7. The reactor transport calculation method as described in claim 1, characterized in that, After obtaining the target values of the neutron flux and core characteristic values, the process further includes: The neutron flux is approximated by a polynomial projection to obtain the neutron flux expansion. The flux distribution resolution is improved by performing flux distribution enhancement calculations on the neutron flux expansion to obtain a fine neutron flux distribution. The power distribution resolution is improved by performing a power distribution resolution calculation on the fine neutron flux distribution to obtain a fine power distribution.

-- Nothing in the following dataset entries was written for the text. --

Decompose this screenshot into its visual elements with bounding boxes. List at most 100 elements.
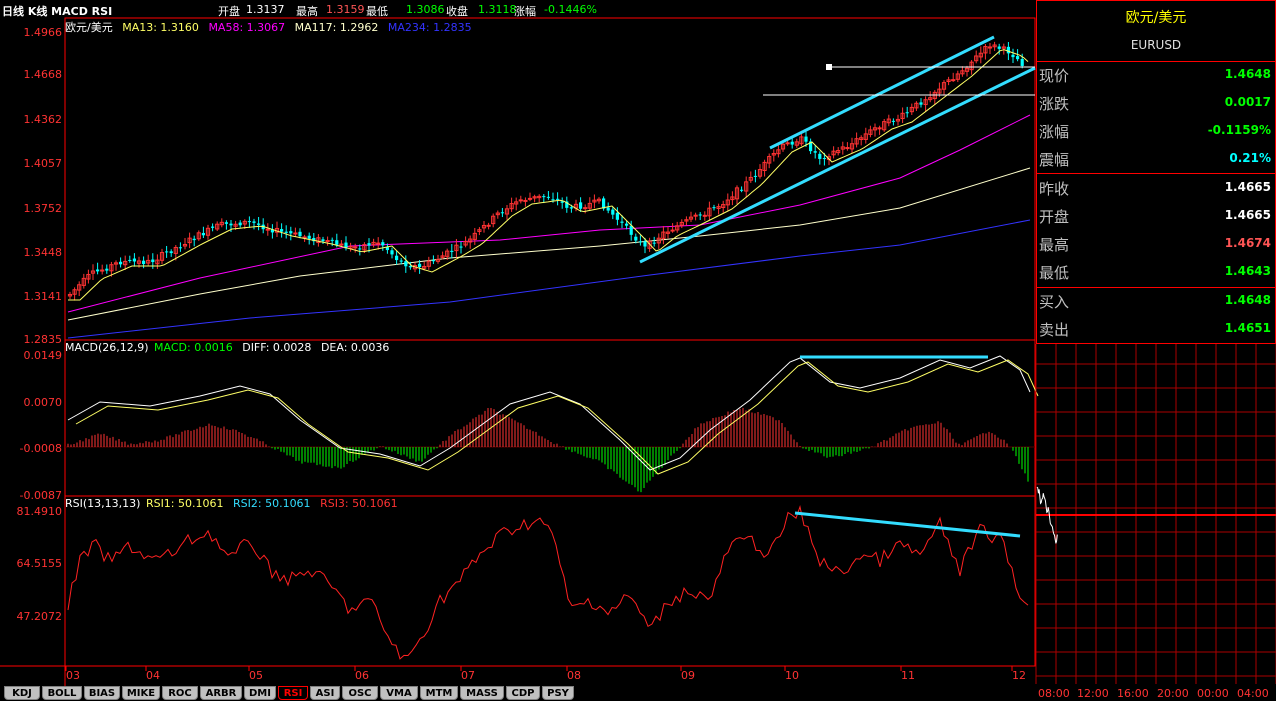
candle-body: [845, 147, 850, 150]
ma234-label: MA234: 1.2835: [387, 21, 472, 34]
macd-legend: MACD(26,12,9) MACD: 0.0016 DIFF: 0.0028 …: [65, 341, 395, 354]
macd-value: MACD: 0.0016: [154, 341, 233, 354]
x-tick-label: 09: [681, 669, 695, 682]
quote-row-label: 震幅: [1039, 151, 1070, 169]
quote-row-value: 1.4674: [1224, 236, 1271, 250]
rsi1-value: RSI1: 50.1061: [145, 497, 224, 510]
tab-bias[interactable]: BIAS: [84, 686, 120, 700]
candle-body: [698, 214, 702, 216]
tab-dmi[interactable]: DMI: [244, 686, 276, 700]
candle-body: [891, 120, 895, 122]
quote-row-bid: 买入 1.4648: [1037, 287, 1275, 315]
quote-row-value: -0.1159%: [1207, 123, 1271, 137]
macd-y-tick-label: 0.0070: [23, 396, 63, 409]
rsi-trend-line: [794, 511, 1021, 538]
candle-body: [211, 226, 215, 228]
x-tick-label: 04: [146, 669, 160, 682]
candle-body: [560, 201, 564, 203]
quote-row-change: 涨跌 0.0017: [1037, 89, 1275, 117]
ma234-path: [67, 219, 1031, 339]
quote-row-label: 涨幅: [1039, 123, 1070, 141]
y-tick-label: 1.3448: [23, 246, 63, 259]
tab-osc[interactable]: OSC: [342, 686, 378, 700]
tab-roc[interactable]: ROC: [162, 686, 198, 700]
quote-row-ask: 卖出 1.4651: [1037, 315, 1275, 343]
quote-row-value: 1.4651: [1224, 321, 1271, 335]
candle-body: [247, 221, 251, 223]
macd-title: MACD(26,12,9): [65, 341, 149, 354]
candle-body: [418, 263, 422, 267]
rsi3-value: RSI3: 50.1061: [320, 497, 398, 510]
channel-upper-line: [769, 35, 995, 150]
y-tick-label: 1.2835: [23, 333, 63, 346]
tab-mass[interactable]: MASS: [460, 686, 504, 700]
candle-body: [1020, 58, 1024, 66]
quote-row-high: 最高 1.4674: [1037, 230, 1275, 258]
intraday-time-label: 12:00: [1077, 687, 1109, 700]
candle-body: [395, 255, 399, 261]
candle-body: [224, 222, 228, 224]
rsi-path: [67, 504, 1029, 660]
candle-body: [527, 197, 533, 200]
x-tick-label: 08: [567, 669, 581, 682]
intraday-time-label: 00:00: [1197, 687, 1229, 700]
rsi-line: [67, 504, 1029, 660]
tab-mtm[interactable]: MTM: [420, 686, 458, 700]
quote-panel: 欧元/美元 EURUSD 现价 1.4648 涨跌 0.0017 涨幅 -0.1159…: [1036, 0, 1276, 344]
x-tick-label: 07: [461, 669, 475, 682]
candle-body: [339, 243, 344, 246]
tab-arbr[interactable]: ARBR: [200, 686, 242, 700]
candle-body: [399, 260, 403, 262]
rsi2-value: RSI2: 50.1061: [233, 497, 311, 510]
quote-code: EURUSD: [1130, 38, 1182, 52]
candle-body: [579, 202, 583, 209]
tab-boll[interactable]: BOLL: [42, 686, 82, 700]
quote-row-low: 最低 1.4643: [1037, 258, 1275, 286]
candle-body: [1016, 56, 1020, 60]
ma234-line: [67, 219, 1031, 339]
candle-body: [381, 242, 385, 246]
candle-body: [583, 207, 588, 210]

8. An electronic device, comprising: Memory is used to store instructions that can be executed by the processor; as well as A processor for executing the instructions to implement the method as described in any one of claims 1-7.
9. A computer storage medium storing computer program code, said computer program code implementing the method as claimed in any one of claims 1-7 when executed by a processor.
10. A computer program product comprising computer program code, wherein when the computer program code is executed by one or more processors, the one or more processors implement the steps of the method as described in any one of claims 1-7.